The program has changed the idea of analyzing DNA, he said.
Unlike crime television shows and movies, forensic scientists have veered away from talking about if a DNA sample found at a crime scene is a “match” with someone’s known DNA.

Instead, the new methods of DNA analysis including STRmix use the term “likelihood ratio,” Buckleton said. Brammeier used that term Friday.
In other words, it’s not a match if a DNA sample or samples are a “match,” but rather the likelihood that the possibly of a sample or samples randomly happening is one in a number.

 

Brammeier said the likelihood that the alleged victim’s and the DNA from Tony Cercy found on the cushion cover was random was one in 52.6 sextillion — 52,600,000,000,000,000,000,000 — compared to the alleged victim with DNA from two unknown persons, Brammeier said.

 

Under cross examination from defense attorney Pamela Mackey, Buckleton said the STRmix program can only determine that the DNA is present, not when or how it was deposited.

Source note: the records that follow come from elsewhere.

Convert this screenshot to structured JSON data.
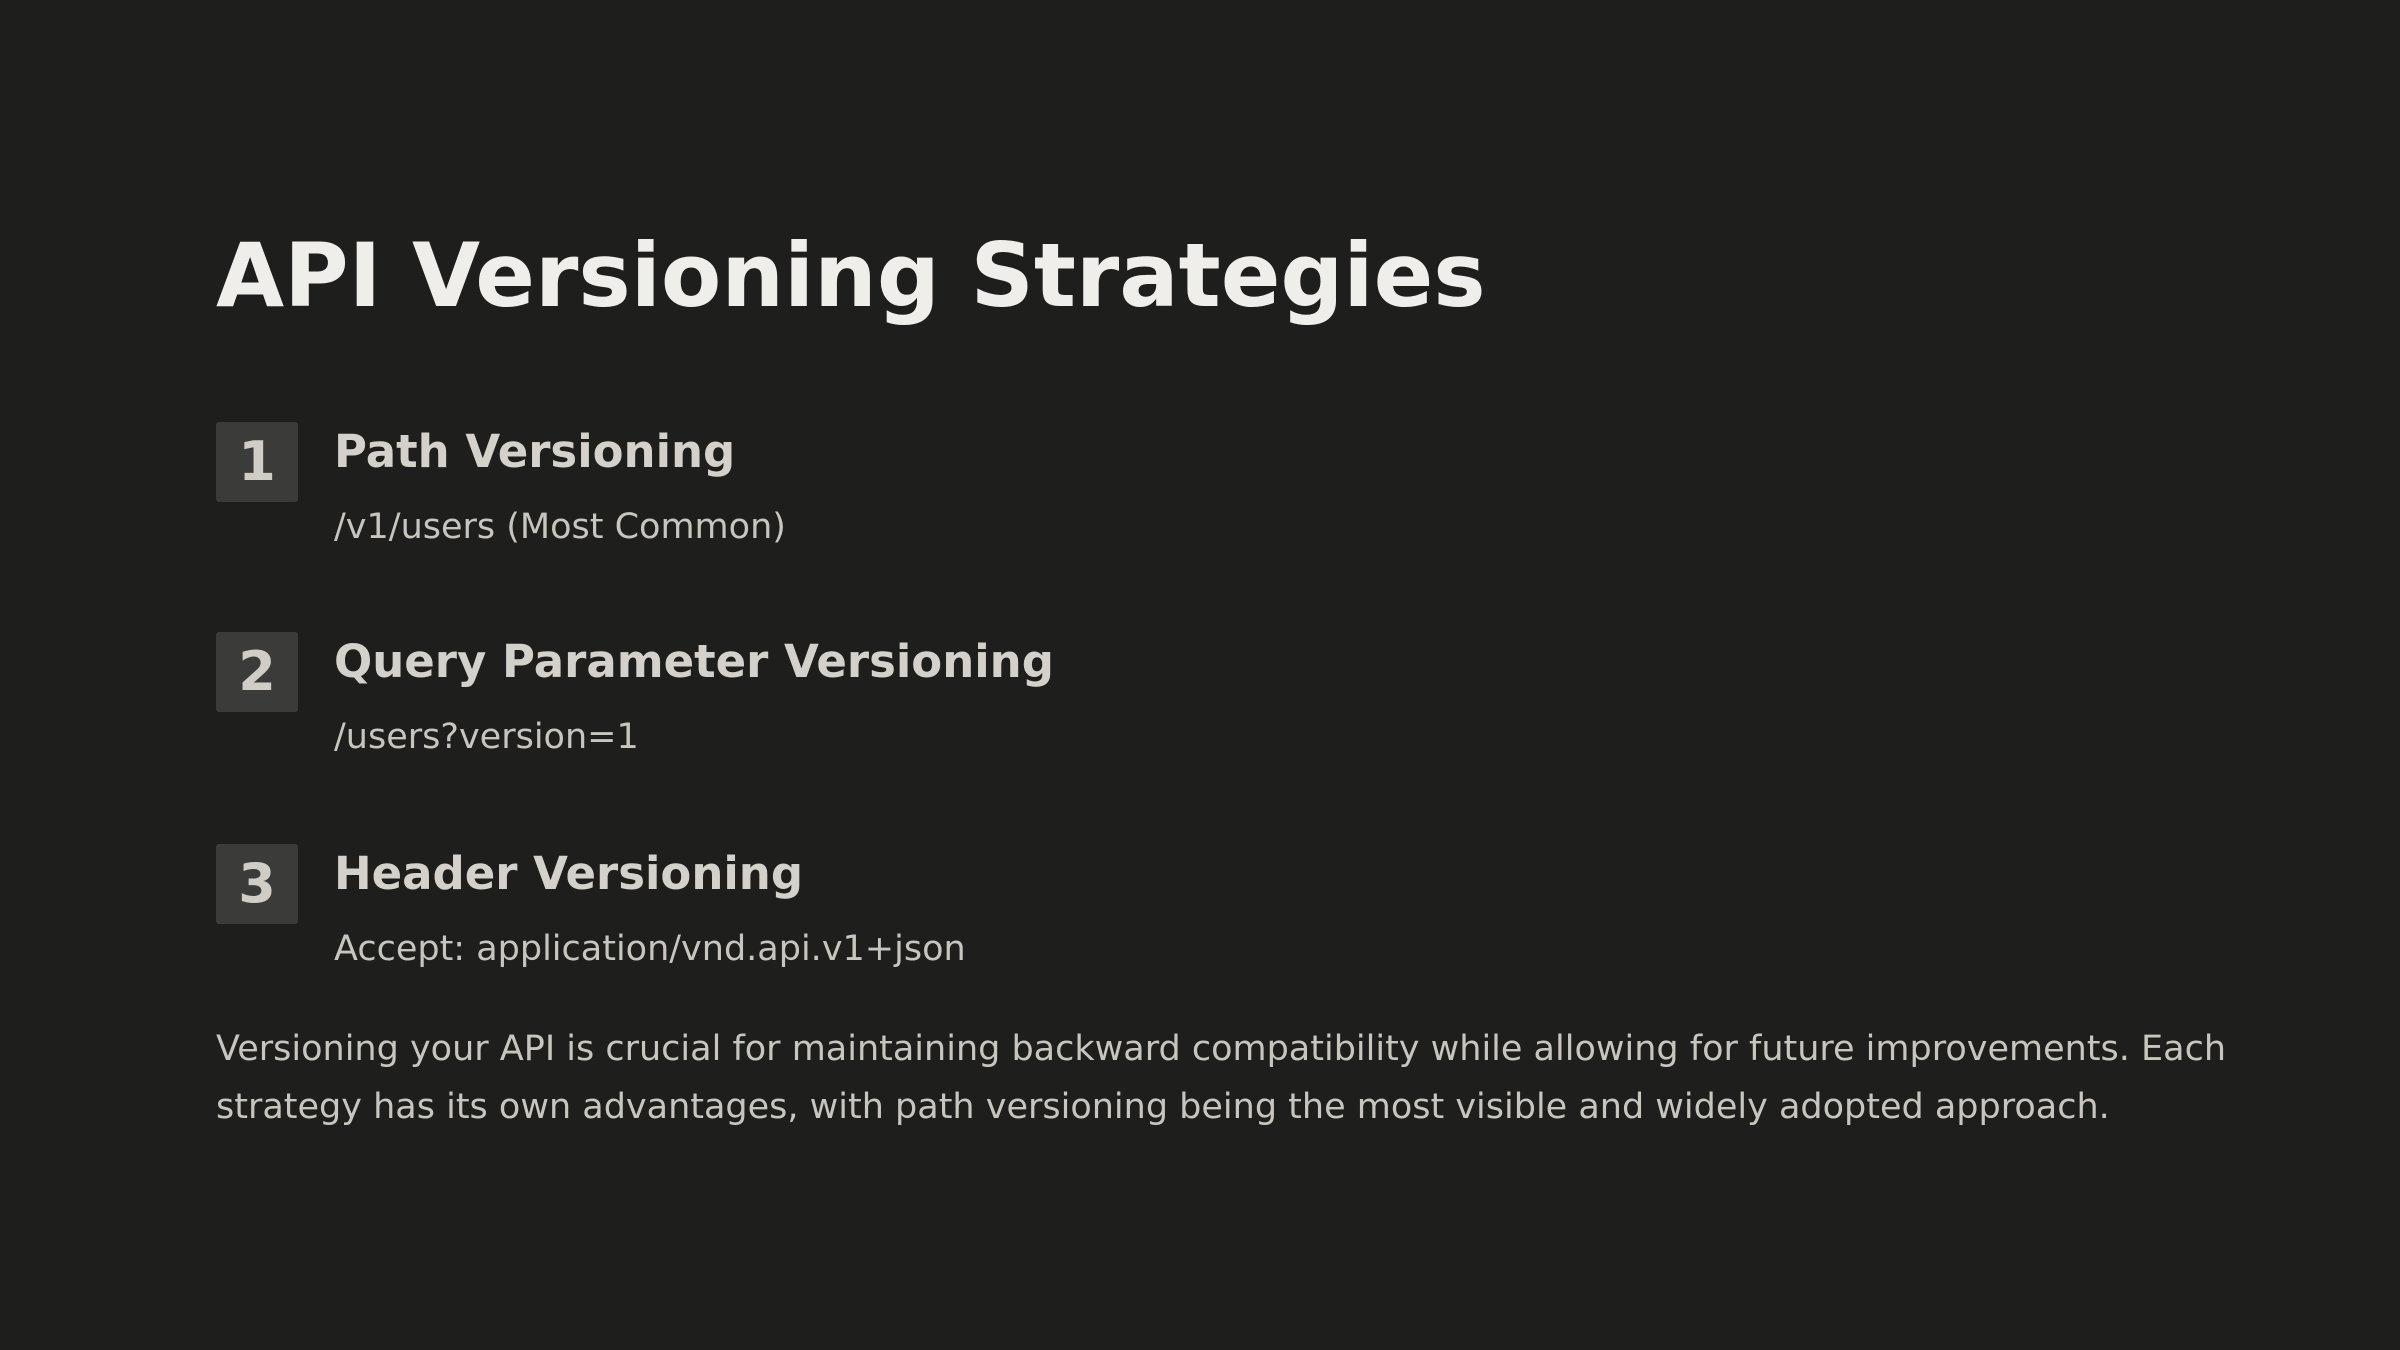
{
  "slide": {
    "title": "API Versioning Strategies",
    "strategies": [
      {
        "number": "1",
        "name": "Path Versioning",
        "example": "/v1/users (Most Common)"
      },
      {
        "number": "2",
        "name": "Query Parameter Versioning",
        "example": "/users?version=1"
      },
      {
        "number": "3",
        "name": "Header Versioning",
        "example": "Accept: application/vnd.api.v1+json"
      }
    ],
    "body": "Versioning your API is crucial for maintaining backward compatibility while allowing for future improvements. Each strategy has its own advantages, with path versioning being the most visible and widely adopted approach."
  },
  "colors": {
    "background": "#1e1e1d",
    "title": "#efeeea",
    "badge_background": "#3b3b39",
    "text": "#c7c5bd"
  }
}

Buckleton also said STRmix does not look at how DNA may be transferred from one surface to another.

After Buckleton’s testimony and Forgey’s denial to dismiss the case, the defense called witnesses Monday morning including Dr. William O’Donohue who testified about sexual assault victims, trauma and memory; Cercy’s friends Thaddeus and Mickey White, and Kera Bullard; and consultant Mary Cablk, who testified about the experiment to determine whether dogs sleeping in a bedroom in the house would have barked during the alleged sexual assault.

Testimony continues Monday afternoon, and K2 Radio will update this story.